Firstly, is it serious?

When I’m at work and somebody comes to me with low back pain, the first and most important thing for me to do is to establish whether the pain’s associated with serious or potentially serious causes.  Osteopaths are trained to recognise when something should be looked at by a doctor.  I’ve had many clients who’ve come to me asking about their back pain and for a number of reasons I’ve asked them to pass straight through my clinic and referred them on up the road to get checked out by their GP.  Some of these reasons are what we call ‘red flags’, where I might suspect a serious condition such as cancer, cauda equina syndrome, or even an abdominal aortic aneurysm.

Having ruled out the ‘red flag’ referrals my next aim is to discover the root of the pain, as sometimes the reason it may have started or continued to stick around is not what you might think.  People often come into the clinic saying they’ve a ‘slipped disc’, have ‘sciatica’ or ‘have put their back out’.  But back pain can be linked to many different structures in your body and that’s what I’d be looking at next.

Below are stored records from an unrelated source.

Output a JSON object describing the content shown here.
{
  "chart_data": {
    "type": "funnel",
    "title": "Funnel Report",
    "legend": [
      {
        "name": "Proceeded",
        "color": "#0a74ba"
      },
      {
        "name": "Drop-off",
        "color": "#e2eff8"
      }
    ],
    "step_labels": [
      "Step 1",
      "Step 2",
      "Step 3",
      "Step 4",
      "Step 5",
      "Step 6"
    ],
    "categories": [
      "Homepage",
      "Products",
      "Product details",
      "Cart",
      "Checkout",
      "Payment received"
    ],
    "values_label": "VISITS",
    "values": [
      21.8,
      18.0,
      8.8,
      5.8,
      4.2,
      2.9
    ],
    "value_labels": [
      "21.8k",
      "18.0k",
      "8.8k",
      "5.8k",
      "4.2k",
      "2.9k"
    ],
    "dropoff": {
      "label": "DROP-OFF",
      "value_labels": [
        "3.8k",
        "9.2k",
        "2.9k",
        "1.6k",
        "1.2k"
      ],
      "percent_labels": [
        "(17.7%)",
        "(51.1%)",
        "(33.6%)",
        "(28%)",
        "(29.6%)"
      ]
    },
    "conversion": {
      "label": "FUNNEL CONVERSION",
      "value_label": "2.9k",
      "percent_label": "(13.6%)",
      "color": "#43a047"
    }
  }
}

Detective work (the case history).

My next question is whether the pain we’re dealing with is what’s often called ‘mechanical’, or ‘simple’ low back pain.  Alternatively, is the pain caused by other reasons?  It’s a bit like being a detective.  Welcome to my world!

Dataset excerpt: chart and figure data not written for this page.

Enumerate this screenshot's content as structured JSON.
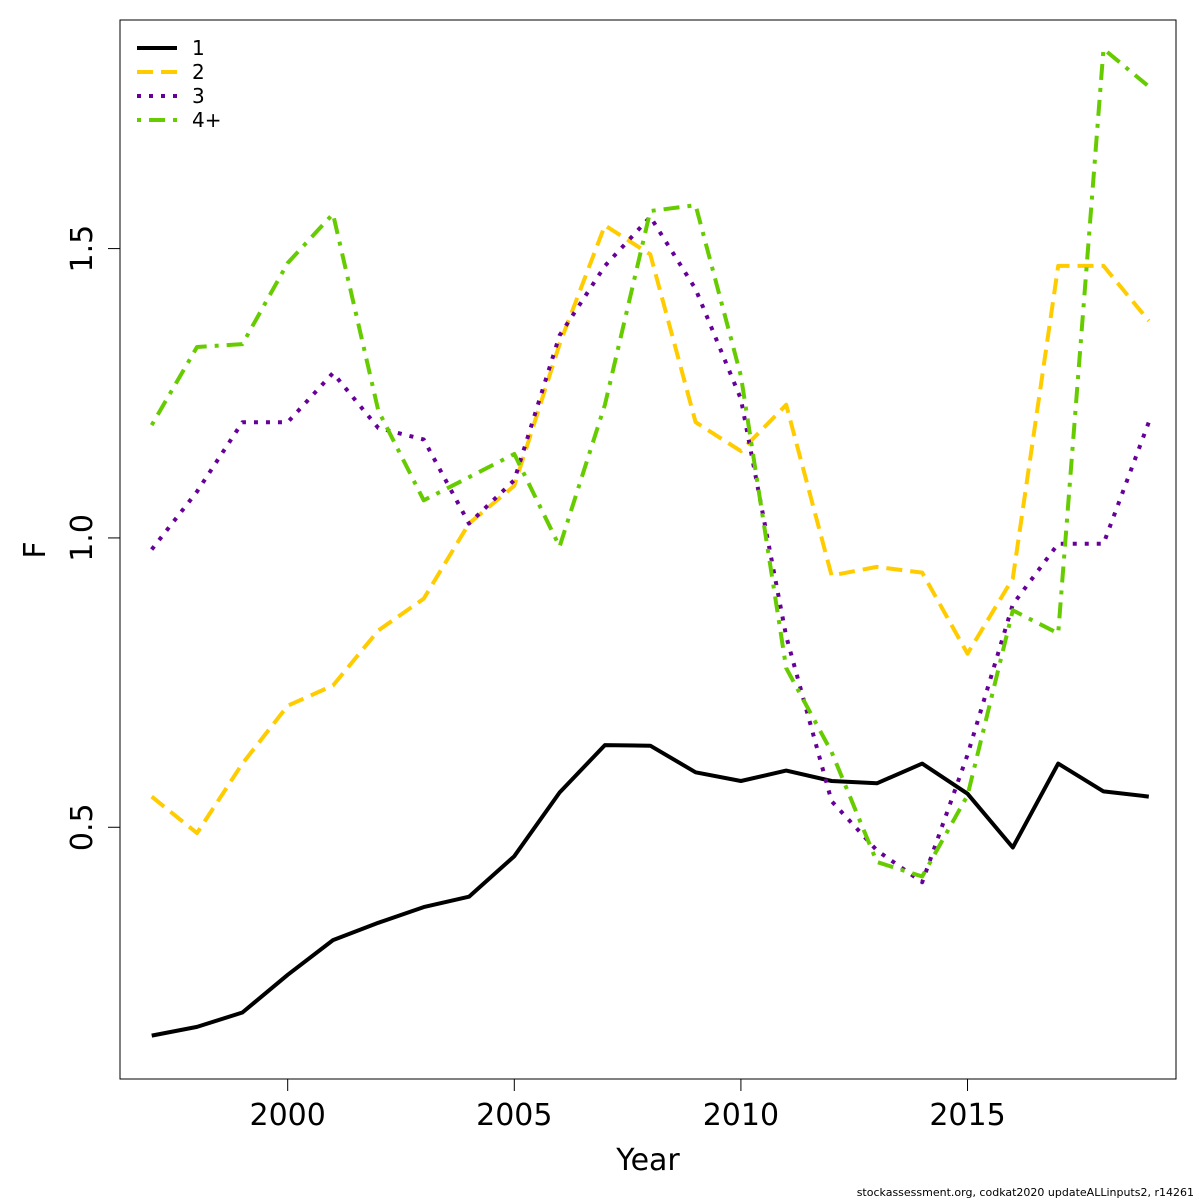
{
  "chart_data": {
    "type": "line",
    "xlabel": "Year",
    "ylabel": "F",
    "xlim": [
      1996.3,
      2019.6
    ],
    "ylim": [
      0.065,
      1.895
    ],
    "xticks": [
      2000,
      2005,
      2010,
      2015
    ],
    "yticks": [
      0.5,
      1.0,
      1.5
    ],
    "ytick_labels": [
      "0.5",
      "1.0",
      "1.5"
    ],
    "grid": false,
    "legend_position": "top-left",
    "x": [
      1997,
      1998,
      1999,
      2000,
      2001,
      2002,
      2003,
      2004,
      2005,
      2006,
      2007,
      2008,
      2009,
      2010,
      2011,
      2012,
      2013,
      2014,
      2015,
      2016,
      2017,
      2018,
      2019
    ],
    "series": [
      {
        "name": "1",
        "color": "#000000",
        "dash": "solid",
        "values": [
          0.14,
          0.155,
          0.18,
          0.245,
          0.305,
          0.335,
          0.362,
          0.38,
          0.45,
          0.56,
          0.642,
          0.641,
          0.595,
          0.58,
          0.598,
          0.58,
          0.576,
          0.61,
          0.558,
          0.465,
          0.61,
          0.562,
          0.553
        ]
      },
      {
        "name": "2",
        "color": "#ffcc00",
        "dash": "dashed",
        "values": [
          0.553,
          0.49,
          0.61,
          0.71,
          0.745,
          0.84,
          0.895,
          1.025,
          1.09,
          1.335,
          1.54,
          1.49,
          1.2,
          1.15,
          1.23,
          0.935,
          0.95,
          0.94,
          0.8,
          0.93,
          1.47,
          1.47,
          1.375
        ]
      },
      {
        "name": "3",
        "color": "#660099",
        "dash": "dotted",
        "values": [
          0.98,
          1.08,
          1.2,
          1.2,
          1.285,
          1.19,
          1.17,
          1.025,
          1.1,
          1.35,
          1.47,
          1.555,
          1.43,
          1.24,
          0.83,
          0.545,
          0.46,
          0.405,
          0.625,
          0.885,
          0.99,
          0.99,
          1.2
        ]
      },
      {
        "name": "4+",
        "color": "#66cc00",
        "dash": "dotdash",
        "values": [
          1.195,
          1.33,
          1.335,
          1.475,
          1.56,
          1.22,
          1.065,
          1.105,
          1.145,
          0.985,
          1.23,
          1.565,
          1.575,
          1.28,
          0.775,
          0.63,
          0.44,
          0.415,
          0.555,
          0.875,
          0.835,
          1.845,
          1.78
        ]
      }
    ]
  },
  "footer": "stockassessment.org, codkat2020 updateALLinputs2, r14261"
}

To find answers I need to think about a whole range of structures, systems and past events.

  • Incorrect foot wear, leg length discrepancies or different foot alignments (over-pronation, flat feet, high arches).
  • A rotation through the pelvis.
  • A previous accident in which your body has had to overcompensate.  Examples of simple injuries which can lead to compensation are, spraining your ankle, turning a knee or overstretching your groin or hip.
  • Lifting a heavy item awkwardly.
  • Sitting for prolonged periods or having a poorly set up work station.
  • Over-use of certain muscles, joints or ligaments possibly from repeating the same movement every day, lifting your child or playing a sport.
  • Incorrect muscle activation patterns, where certain muscles have become too tight and others too weak.
  • Referral from other structures, such as your kidneys, ovaries or prostate (a urine infection is a good example of this).
  • Pregnancy/hormone related changes.
  • Digestive issues such as bloating, constipation, diarrhoea or straining on the toilet.
  • Fibroids, irritable bowel syndrome, Crohn’s disease, coeliac disease, endometriosis.
  • Scarring from surgeries.  These can include appendix, gall bladder, hysterectomy, hernia, or caesareans (even if the interventions were done by keyhole).
  • Incorrect breathing patterns after recovering from flu or a cough.

Creative thinking (it’s not always obvious).

You can see from that list that a bit of lateral thinking’s needed.  We have to get a bit creative!  That’s why some of my questions may seem to delve into the past a bit, or go in an unexpected direction.  For example, although it may not seem relevant now, any car accident or fall you may have had in the past could be related to your current pain.  We’ve all ended up ‘moving funny’ because something hurts and these compensation patterns can stick and develop over time, even over many years.

Likewise, surgery or an old procedure you may have had, regardless of how long ago or how big, could also be contributing to the problem.  This is because without you thinking about it, your body may have developed a protective position.  Any tension built up like this in one area can have an effect on further away structures.

Low back pain can also create a ‘fear avoidance loop’ where we can end up feeling too scared to be active.  This can make us feel really low and a low mood can actually amplify the feeling of pain and prolong its existence.  It’s a horrible and frightening cycle to experience and can be difficult to break.  I always focus my attention to take this into account.  

Sherlock is my middle name.

With all these ideas in mind the Osteo Detective (otherwise known as Jane Sherlock Barnett!) will assess you as a whole.  I look at your posture and gait and feel for the quality of movement in any joints that may be hypermobile or restricted.  I test the strength and tone of your muscles and consider whether any abdominal organs are related to your pain.  I provide a calming environment to reduce your body’s fright/fight/flight mechanism so your body’s own self-healing abilities can be optimised.

I take into account your story, how you’re feeling and note any patterns you’ve developed which may be sustaining the problem.   Then I treat you directly with my hands and help you indirectly through advice and exercise prescription.   I’m aiming to solve the case.

……and that’s just for low back pain.  The osteo detective is happy to take on any type of case!